L’« Athlète de Fano », bronze grec découvert en 1964, fait « partie du patrimoine culturel italien », a tranché la Cour européenne des droits de l’homme, déboutant le J. Paul Getty Museum.

Jeunesse victorieuse - L'athlète de Fano victorieux - Lysippe
Détail de la statue intitulée par les américains Jeunesse victorieuse et attribuée au sculpteur grec Lysippe (v.-395-305)
Photo Wtin

Strasbourg. « L’Italie gagne contre le Getty », titrait en substance orgueilleusement la presse transalpine à l’annonce de la décision de la Cour européenne des droits de l’homme (CEDH). Celle-ci a arbitré en faveur de Rome dans le conflit qui l’oppose au célèbre musée de Los Angeles à propos de la propriété d’une statue grecque découverte il y a soixante ans. L’instance européenne confirme la décision de la Cour de cassation italienne qui exigeait en 2018 de « confisquer » la « Statue de la jeunesse victorieuse » achetée dans les années 1970 par le J. Paul Getty Museum, qui a toujours refusé de la restituer.
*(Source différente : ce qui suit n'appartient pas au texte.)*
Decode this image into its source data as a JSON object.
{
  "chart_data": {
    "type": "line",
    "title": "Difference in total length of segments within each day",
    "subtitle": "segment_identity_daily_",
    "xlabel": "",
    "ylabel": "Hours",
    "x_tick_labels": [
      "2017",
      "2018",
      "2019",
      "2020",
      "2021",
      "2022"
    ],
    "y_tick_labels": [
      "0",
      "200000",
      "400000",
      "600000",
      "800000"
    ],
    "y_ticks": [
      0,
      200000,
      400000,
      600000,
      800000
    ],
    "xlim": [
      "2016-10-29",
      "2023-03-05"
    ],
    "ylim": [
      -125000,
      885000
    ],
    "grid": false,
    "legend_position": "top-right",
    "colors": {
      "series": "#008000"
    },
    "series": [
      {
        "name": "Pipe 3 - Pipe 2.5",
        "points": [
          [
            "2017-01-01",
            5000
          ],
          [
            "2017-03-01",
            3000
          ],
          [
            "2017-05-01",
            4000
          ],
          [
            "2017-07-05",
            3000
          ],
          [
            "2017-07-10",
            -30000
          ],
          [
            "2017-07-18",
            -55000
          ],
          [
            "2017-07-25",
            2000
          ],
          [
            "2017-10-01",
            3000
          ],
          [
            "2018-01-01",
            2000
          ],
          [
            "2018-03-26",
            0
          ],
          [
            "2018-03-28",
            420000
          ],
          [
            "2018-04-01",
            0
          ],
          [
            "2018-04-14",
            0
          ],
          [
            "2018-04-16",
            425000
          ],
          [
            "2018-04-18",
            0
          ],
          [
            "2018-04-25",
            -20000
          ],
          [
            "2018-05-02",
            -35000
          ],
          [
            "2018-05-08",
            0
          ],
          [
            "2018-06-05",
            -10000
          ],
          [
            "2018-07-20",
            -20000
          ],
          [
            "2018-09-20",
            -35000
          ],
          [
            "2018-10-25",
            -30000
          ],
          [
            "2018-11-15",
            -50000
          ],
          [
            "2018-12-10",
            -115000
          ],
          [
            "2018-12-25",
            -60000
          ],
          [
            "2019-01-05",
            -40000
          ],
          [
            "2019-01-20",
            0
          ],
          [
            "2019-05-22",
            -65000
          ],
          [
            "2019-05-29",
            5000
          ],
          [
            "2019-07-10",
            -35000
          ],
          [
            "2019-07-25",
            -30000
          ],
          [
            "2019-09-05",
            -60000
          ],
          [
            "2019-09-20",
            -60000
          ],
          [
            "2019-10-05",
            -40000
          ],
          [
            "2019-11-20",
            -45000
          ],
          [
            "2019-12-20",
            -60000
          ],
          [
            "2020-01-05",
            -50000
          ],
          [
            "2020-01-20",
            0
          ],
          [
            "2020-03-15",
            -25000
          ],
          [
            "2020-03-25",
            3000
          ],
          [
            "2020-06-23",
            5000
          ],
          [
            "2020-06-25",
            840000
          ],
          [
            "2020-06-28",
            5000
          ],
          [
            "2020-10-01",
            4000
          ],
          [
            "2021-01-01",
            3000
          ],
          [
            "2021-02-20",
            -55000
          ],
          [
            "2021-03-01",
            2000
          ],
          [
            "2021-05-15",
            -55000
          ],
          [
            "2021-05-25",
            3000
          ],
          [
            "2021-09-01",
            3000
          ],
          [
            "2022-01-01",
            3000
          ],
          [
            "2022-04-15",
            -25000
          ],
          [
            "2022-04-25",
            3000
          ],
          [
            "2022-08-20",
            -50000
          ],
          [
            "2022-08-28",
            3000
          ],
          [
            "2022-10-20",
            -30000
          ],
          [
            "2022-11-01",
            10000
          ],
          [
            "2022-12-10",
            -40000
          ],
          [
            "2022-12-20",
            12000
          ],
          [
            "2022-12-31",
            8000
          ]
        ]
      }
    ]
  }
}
L’objet du litige porte sur la propriété d’un bronze datant du IVe siècle avant J.-C., attribué au sculpteur grec Lysippe (390-305 av. J.-C.). Il a été découvert par des pêcheurs en 1964 dans l’Adriatique, au large de Fano sur les rivages des Marches (région du centre-est de la Péninsule). Représentant un athlète nu pour certains, le prince macédonien Démétrios Ier Poliorcète pour d’autres, la statue est surnommée L’Athlète de Fano par les Italiens. Elle est rebaptisée Jeunesse victorieuse après sa traversée de l’Atlantique. Immédiatement et illicitement exportée dès sa découverte, elle change à plusieurs reprises de mains avant que l’État italien puisse exercer son droit de préemption. Elle finit par franchir le seuil du Getty en 1977. Jiri Frel, le conservateur du musée connu pour ses rapports avec le marché de l’art illégal, l’acquiert à l’époque pour près de 4 millions de dollars à des intermédiaires troubles.

Refus américain

La statue devient un symbole des deux côtés de l’océan. Pour l’Italie, celui du combat pour la restitution d’un patrimoine injustement dérobé. Pour le musée californien, celui de la défense de l’œuvre iconique de sa collection. « La statue ne fait pas partie de l’héritage culturel italien, et n’en a jamais fait partie. Sa découverte accidentelle n’en fait pas une œuvre italienne », n’a cessé de professer la Fondation Getty. Celle-ci saisit la CEDH en 2019 pour contester la décision de confiscation émise par les magistrats italiens.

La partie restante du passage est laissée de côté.